Monday 28 March 2011

Deconstructive Task




Typography, especially in the digital age has allowed readers to stop reading, with the introduction of things such as hyperlinks. This is also aspirant for physical books as well with contents pages, and page numbers etc. As well as this punctuation can be used to highlight specific areas of text, allowing a reader to jump around a page.
Punctuation and spacing is vital for the legibility of a piece of writing to be read as speech, the alphabet denotes the sounds made but the way in which its said is completely defined by the punctuation. The spacing of a text also allows the reader to flow through the text, so a classic deconstructionist trait is to alter spacing to confuse the reader and change meanings.
            Before the introduction of print and digital text, books and texts were handwritten, as a result, due to human error, there were mistakes made in the reproduction of texts, taking into account, translations and the tone of voice used by the copiers, which in turn affect the way it is read by the reader. However with the induction of print into, mass production, all copiers would become the same, even if mistakes were made in them. As a result people would read the same tones, and conversation.
However with the introduction of the Internet, web texts have seen huge popularity. This in terms of deconstructivism, has taken a U-turn. As web texts are obviously written by many different people, and can also be altered over and over. This creates problems in the way text is read on the web. The introduction of print helped, authors become the owners of text this was reiterated with the introduction of the copy write laws.
            Roland Barthes presented two opposing models of writing, in relation to the linearity of text, these were closed, fixed work versus the open unstable text in Barthes view, the work is a tidy, neatly packed object. Print is considered by Barthes to create perfect text. Barthes saw navigational features of a book, as attacks on linearity.
Barthes believes that the reader plays the text, reading is the performance of the written word.




 The image above is by a designer called Allen Hori, who attended Cranbrook academy in the US, famous for being at the forefront on deconstructionist design.
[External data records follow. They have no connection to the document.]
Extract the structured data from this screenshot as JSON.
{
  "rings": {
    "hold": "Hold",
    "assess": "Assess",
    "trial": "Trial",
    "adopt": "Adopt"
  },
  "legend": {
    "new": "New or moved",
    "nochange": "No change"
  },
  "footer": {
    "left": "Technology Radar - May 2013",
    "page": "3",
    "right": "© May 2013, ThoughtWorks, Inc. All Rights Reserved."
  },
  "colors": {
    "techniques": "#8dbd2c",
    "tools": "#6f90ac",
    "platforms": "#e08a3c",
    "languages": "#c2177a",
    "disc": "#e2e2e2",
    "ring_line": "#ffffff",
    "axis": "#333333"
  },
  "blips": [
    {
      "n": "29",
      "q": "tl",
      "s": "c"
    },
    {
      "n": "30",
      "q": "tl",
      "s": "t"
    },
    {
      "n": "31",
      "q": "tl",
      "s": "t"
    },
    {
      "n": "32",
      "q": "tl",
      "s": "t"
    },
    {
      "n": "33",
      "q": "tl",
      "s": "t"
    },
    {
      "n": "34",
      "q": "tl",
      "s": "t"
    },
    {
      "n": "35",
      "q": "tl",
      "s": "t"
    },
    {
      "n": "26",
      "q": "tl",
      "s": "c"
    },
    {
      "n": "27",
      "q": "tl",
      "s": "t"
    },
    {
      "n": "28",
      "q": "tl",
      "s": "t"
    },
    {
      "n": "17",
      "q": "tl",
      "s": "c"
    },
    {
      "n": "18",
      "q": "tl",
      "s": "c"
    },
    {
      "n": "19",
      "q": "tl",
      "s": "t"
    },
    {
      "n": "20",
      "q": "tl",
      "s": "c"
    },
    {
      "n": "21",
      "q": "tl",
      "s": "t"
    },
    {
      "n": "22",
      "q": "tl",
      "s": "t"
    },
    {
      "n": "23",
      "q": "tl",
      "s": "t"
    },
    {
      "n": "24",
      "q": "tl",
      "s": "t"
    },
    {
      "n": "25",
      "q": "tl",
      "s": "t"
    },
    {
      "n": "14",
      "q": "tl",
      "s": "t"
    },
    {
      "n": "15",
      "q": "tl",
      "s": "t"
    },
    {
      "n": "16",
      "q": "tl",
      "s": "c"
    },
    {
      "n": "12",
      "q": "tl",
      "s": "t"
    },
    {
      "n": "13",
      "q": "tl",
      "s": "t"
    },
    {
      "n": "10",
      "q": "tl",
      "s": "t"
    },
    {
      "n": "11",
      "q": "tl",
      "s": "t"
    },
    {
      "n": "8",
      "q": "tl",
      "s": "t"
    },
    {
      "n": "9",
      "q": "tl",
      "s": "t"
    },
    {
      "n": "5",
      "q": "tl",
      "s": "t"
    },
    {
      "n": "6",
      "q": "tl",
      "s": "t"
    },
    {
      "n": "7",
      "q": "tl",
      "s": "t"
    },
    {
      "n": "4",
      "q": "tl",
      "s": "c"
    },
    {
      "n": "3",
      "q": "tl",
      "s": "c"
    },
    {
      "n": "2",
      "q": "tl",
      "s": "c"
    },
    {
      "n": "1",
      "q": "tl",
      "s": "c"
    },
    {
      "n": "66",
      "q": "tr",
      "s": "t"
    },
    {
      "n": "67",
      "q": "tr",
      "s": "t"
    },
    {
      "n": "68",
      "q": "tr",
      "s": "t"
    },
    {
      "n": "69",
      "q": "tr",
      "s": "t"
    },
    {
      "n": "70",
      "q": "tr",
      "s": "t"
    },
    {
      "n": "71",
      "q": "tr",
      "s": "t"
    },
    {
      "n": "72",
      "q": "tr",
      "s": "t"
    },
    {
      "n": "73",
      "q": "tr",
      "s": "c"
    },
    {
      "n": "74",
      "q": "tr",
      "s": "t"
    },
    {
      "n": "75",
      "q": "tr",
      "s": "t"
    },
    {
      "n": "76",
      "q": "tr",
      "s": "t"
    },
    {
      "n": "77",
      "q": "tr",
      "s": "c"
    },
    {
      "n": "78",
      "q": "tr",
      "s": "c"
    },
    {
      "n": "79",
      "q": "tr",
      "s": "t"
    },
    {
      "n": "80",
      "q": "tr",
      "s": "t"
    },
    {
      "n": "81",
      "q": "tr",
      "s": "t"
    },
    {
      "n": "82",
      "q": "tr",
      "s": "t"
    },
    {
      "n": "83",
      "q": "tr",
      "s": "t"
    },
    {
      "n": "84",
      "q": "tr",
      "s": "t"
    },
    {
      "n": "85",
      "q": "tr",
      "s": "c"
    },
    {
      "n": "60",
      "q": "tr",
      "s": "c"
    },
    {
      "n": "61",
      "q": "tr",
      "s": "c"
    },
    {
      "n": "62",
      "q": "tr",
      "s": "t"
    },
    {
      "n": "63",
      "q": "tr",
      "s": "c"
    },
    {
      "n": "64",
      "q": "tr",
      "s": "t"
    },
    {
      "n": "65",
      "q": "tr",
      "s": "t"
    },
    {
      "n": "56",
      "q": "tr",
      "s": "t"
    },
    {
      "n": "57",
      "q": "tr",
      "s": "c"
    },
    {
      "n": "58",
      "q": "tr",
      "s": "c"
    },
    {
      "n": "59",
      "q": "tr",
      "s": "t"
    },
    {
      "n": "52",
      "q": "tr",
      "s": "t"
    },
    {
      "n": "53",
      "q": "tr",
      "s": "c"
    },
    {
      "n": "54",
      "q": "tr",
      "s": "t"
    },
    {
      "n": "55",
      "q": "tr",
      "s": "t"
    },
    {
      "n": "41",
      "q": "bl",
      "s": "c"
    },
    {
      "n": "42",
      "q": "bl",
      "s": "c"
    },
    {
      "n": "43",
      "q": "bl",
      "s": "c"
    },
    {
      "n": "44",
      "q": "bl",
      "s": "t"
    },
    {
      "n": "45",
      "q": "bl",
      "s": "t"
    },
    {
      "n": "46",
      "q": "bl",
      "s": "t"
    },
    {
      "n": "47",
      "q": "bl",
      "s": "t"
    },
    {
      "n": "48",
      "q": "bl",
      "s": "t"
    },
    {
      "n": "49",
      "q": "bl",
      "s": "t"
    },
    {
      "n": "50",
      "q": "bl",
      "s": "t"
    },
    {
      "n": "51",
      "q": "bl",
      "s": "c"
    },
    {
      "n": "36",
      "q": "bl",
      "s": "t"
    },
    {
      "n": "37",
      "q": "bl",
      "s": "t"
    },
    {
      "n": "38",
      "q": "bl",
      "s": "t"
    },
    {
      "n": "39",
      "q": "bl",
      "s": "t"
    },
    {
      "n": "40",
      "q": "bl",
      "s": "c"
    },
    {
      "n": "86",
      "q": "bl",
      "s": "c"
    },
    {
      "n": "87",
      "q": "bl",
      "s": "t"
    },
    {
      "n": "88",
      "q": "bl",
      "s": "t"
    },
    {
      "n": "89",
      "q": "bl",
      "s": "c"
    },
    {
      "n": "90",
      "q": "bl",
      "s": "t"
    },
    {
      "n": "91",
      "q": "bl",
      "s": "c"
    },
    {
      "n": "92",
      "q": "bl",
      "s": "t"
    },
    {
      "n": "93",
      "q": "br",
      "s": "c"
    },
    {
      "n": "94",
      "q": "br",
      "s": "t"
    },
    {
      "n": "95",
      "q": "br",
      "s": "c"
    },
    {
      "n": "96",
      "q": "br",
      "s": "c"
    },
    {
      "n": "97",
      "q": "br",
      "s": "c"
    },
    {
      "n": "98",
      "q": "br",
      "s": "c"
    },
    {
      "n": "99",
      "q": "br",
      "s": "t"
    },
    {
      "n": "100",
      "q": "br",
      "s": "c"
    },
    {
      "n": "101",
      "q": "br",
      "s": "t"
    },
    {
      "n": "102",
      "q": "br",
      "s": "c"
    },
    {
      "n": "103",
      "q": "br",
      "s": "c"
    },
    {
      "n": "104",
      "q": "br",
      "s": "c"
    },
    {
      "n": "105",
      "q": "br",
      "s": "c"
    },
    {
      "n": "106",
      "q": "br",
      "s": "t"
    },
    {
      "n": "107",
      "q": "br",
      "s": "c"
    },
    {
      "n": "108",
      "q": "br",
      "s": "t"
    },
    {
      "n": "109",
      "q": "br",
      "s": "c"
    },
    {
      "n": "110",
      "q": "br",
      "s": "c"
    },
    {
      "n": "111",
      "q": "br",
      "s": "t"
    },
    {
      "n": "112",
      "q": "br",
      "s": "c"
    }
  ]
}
The title of the piece I am analyzing is “typography as discourse” which means typography as speech through words.
            Typically with deconstruction, you are not immediately drawn to a start point of the piece, unlike that of a piece of text, where you are told where to look. This piece leaves the reader to choose where to begin interpreting it.
            The typography used on the image is unstructured, free from any graphically excepted grid, its pushing the boundaries of legibility.
            The spacing used is also a strong indication of deconstruction, with again inconstancy in spacing between letters, words. This makes the image harder to interpret for the onlookers. The image used on the piece, also draws you away from text, which feeds you the purpose of the poster, so this could also be considered deconstruction, as it is only making the piece harder to understand.
            Through out this image, there is irrational and spontaneous layout, pushing the boundaries of what is graphically accepted, and legibility. All these are typical features of desconstructivist design.